The team acknowledges the experiments are not a complete analog of the bacteria’s biophysical transmission. In reality, tuberculosis is carried in droplets that fly through the air, evaporating as they go. In order to carry out their genetic analyses, the team had to work with droplets sitting on a plate. Under these constraints, they mimicked the droplet transmission as best they could, by setting the plates in an extremely dry chamber to accelerate the droplets’ evaporation, analogous to what they would experience in flight.

Going forward, the researchers have started experimenting with platforms that allow them to study the droplets in flight, in a range of conditions. They plan to focus on the new family of genes in even more realistic experiments, to confirm whether the genes do indeed shield Mycobacterium tuberculosis as it is transmitted through the air, potentially opening the way to weakening its airborne defenses.
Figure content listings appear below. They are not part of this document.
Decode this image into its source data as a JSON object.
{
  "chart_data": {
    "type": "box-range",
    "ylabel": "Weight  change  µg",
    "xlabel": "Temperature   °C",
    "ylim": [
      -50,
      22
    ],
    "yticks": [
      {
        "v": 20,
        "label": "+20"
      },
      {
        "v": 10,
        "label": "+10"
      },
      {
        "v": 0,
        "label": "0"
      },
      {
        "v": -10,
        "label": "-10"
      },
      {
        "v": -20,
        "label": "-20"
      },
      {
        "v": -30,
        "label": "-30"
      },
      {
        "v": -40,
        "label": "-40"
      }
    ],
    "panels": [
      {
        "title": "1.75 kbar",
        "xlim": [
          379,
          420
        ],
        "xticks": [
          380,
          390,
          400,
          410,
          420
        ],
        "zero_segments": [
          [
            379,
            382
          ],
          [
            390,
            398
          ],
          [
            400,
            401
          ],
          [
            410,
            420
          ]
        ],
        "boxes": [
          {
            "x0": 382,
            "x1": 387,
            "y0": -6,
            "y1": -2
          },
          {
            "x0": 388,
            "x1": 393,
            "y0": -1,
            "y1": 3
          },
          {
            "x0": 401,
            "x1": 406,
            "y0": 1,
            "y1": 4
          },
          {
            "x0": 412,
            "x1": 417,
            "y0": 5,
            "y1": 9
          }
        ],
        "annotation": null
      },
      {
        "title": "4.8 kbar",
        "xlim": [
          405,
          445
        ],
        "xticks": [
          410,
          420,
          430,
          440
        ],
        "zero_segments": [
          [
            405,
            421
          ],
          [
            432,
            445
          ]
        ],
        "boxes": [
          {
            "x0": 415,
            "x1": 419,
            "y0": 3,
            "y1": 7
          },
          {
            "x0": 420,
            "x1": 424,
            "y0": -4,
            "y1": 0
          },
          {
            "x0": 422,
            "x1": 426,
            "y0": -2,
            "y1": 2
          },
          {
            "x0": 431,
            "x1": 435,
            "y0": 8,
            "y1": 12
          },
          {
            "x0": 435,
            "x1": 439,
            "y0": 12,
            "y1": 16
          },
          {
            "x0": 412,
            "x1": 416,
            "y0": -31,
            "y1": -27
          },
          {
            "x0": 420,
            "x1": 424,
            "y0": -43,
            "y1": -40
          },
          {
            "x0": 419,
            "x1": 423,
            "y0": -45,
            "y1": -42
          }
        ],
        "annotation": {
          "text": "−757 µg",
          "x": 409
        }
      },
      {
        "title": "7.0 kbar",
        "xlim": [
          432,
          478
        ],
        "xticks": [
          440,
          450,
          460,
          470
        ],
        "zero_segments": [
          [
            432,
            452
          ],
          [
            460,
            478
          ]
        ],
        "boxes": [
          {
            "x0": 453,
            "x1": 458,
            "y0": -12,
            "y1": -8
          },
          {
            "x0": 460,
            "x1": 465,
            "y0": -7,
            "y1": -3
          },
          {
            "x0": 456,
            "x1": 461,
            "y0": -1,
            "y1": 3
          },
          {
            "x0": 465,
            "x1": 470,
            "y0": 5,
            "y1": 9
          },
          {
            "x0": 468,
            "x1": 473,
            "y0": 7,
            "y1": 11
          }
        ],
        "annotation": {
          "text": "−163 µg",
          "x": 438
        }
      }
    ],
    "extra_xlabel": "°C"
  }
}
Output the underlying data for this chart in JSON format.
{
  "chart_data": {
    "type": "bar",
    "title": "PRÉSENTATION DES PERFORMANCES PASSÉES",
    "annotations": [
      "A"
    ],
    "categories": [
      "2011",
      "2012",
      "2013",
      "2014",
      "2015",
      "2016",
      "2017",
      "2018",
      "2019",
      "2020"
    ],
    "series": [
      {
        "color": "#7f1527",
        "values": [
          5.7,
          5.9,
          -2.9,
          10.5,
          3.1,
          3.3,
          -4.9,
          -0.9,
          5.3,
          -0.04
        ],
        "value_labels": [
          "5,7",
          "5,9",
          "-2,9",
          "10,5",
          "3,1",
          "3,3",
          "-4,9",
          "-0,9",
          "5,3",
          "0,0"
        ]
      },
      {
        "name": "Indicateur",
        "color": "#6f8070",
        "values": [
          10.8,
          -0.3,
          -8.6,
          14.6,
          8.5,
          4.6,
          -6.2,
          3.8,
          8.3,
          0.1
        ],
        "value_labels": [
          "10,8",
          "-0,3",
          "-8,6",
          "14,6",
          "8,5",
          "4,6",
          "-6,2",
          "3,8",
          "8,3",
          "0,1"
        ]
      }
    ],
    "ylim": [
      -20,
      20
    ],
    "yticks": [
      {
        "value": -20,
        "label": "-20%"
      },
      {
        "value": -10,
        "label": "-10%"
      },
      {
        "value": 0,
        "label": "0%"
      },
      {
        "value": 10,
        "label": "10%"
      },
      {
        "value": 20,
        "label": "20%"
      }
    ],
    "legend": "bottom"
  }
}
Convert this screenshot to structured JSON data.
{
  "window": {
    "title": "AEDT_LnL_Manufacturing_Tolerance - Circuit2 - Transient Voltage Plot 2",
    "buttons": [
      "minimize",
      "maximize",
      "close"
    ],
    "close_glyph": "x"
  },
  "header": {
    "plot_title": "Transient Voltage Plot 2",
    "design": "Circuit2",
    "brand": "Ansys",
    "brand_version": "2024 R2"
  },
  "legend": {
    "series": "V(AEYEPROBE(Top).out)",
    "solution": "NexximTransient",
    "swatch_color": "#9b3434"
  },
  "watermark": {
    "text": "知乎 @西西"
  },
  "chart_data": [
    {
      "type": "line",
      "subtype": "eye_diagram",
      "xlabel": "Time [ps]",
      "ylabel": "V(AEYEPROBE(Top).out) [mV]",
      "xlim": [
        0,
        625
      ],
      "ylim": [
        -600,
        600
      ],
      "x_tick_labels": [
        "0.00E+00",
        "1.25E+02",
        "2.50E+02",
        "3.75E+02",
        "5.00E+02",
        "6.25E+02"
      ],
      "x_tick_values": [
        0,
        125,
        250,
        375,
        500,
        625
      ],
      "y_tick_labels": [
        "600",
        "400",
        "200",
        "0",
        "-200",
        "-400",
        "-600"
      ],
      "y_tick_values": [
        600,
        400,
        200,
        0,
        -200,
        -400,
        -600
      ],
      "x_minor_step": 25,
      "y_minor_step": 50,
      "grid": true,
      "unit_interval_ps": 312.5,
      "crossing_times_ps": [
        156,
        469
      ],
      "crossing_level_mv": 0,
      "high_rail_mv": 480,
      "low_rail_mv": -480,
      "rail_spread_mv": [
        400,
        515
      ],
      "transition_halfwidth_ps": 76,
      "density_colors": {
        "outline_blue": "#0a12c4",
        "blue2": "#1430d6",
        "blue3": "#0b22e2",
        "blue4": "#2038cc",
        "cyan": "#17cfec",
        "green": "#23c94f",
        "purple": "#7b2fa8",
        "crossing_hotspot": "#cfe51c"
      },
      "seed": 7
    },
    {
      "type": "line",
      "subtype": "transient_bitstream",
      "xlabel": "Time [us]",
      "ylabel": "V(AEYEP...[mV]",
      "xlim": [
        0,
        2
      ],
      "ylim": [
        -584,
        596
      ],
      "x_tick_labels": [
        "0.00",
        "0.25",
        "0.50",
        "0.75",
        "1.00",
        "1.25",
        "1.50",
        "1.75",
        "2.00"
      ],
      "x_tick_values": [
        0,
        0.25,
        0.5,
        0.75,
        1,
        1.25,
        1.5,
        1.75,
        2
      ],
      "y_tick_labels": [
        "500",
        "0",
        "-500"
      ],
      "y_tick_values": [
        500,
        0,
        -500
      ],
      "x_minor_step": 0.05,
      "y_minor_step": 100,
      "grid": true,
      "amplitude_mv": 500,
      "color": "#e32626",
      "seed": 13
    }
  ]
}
“The idea of waiting to find someone with tuberculosis, then treating and curing them, is a totally inefficient way to stop the pandemic,” Nathan says. “Most people who exhale tuberculosis do not yet have a diagnosis. So we have to interrupt its transmission. And how do you do that, if you don’t know anything about the process itself? We have some ideas now.”

This work was supported, in part, by the National Institutes of Health, the Abby and Howard P. Milstein Program in Chemical Biology and Translational Medicine, and the Potts Memorial Foundation, the National Science Foundation Center for Analysis and Prediction of Pandemic Expansion (APPEX), Inditex, NASA Translational Research Institute for Space Health , and Analog Devices, Inc.